# EUR-LEX Universal Parser

In [23]:
from bs4 import BeautifulSoup
from pathlib import Path
from typing import List, Dict

import re

### Opening and access the HTML data

In [20]:
# For opening the raw HTML file we declare the path here as a class.
html_file = Path("../data/regulations/32017R0745/EN/raw/raw.html")

# Then we read the content of the file into a variable.
raw_html = html_file.read_text(encoding="utf-8")

# We parse the raw HTML content using BeautifulSoup to create a navigable tree structure.
soup = BeautifulSoup(raw_html, "lxml")

Up to now we have just used the `Path` class from the library `Pathlib` to create a path object, which then we used to open the `raw_html` through the `read_text()` method. Then the `soup` variable was created which contains a navigable tree structure thanks to html tagged structure. Printing the `soup` variable will output the full html mess 

According to BeautifulSoup documentation, the method `find_all()` looks through a tag's descendants and retrieves all descendants that match all our filters. 

In [25]:
soup.find_all("h1")

[]

In [None]:
def parse_eu_ai_act_html(html_content: str, celex: str = "32024R1689") -> Dict:
    soup = BeautifulSoup(html_content, "lxml")

    provisions = []
    relations = []
    id_to_node = {}          # for building parent_id quickly

    # 1. Find main content
    main = soup.find("div", id="docHtml") or soup.find("div", class_="eli-container")

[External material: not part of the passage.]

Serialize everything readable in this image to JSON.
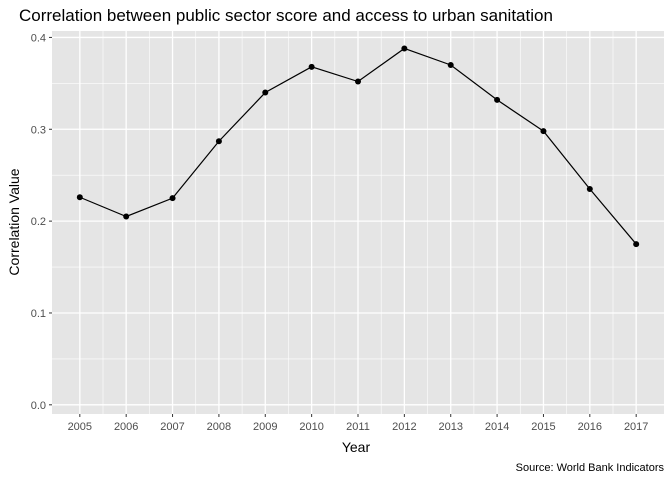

    # 2. Recursive walker (depth-first, respects DOM nesting)
    def walk(element, parent_id=None, current_path=None):
        if not element or not element.get("id"):
            return

        node_id = element["id"]

        # Determine kind from ID prefix (official ELI)
        if re.match(r"rct_\d+", node_id):
            kind = "recital"
            number = node_id.split("_")[1]
            full_id = f"{celex}_rec_{number}"
            citation = f"Recital ({number})"

        elif re.match(r"cpt_[IVX]+", node_id):
            kind = "chapter"
            number = node_id.split("_")[1]
            full_id = f"{celex}_cpt_{number}"
            citation = f"Chapter {number}"

        elif re.search(r"\.sct_\d+", node_id):
            kind = "section"
            # extract section number
            number = re.search(r"sct_(\d+)", node_id).group(1)
            full_id = f"{celex}_sct_{number}"
            citation = f"Section {number}"

        elif re.match(r"art_\d+", node_id):
            kind = "article"
            number = node_id.split("_")[1]
            full_id = f"{celex}_art_{number}"
            citation = f"Article {number}"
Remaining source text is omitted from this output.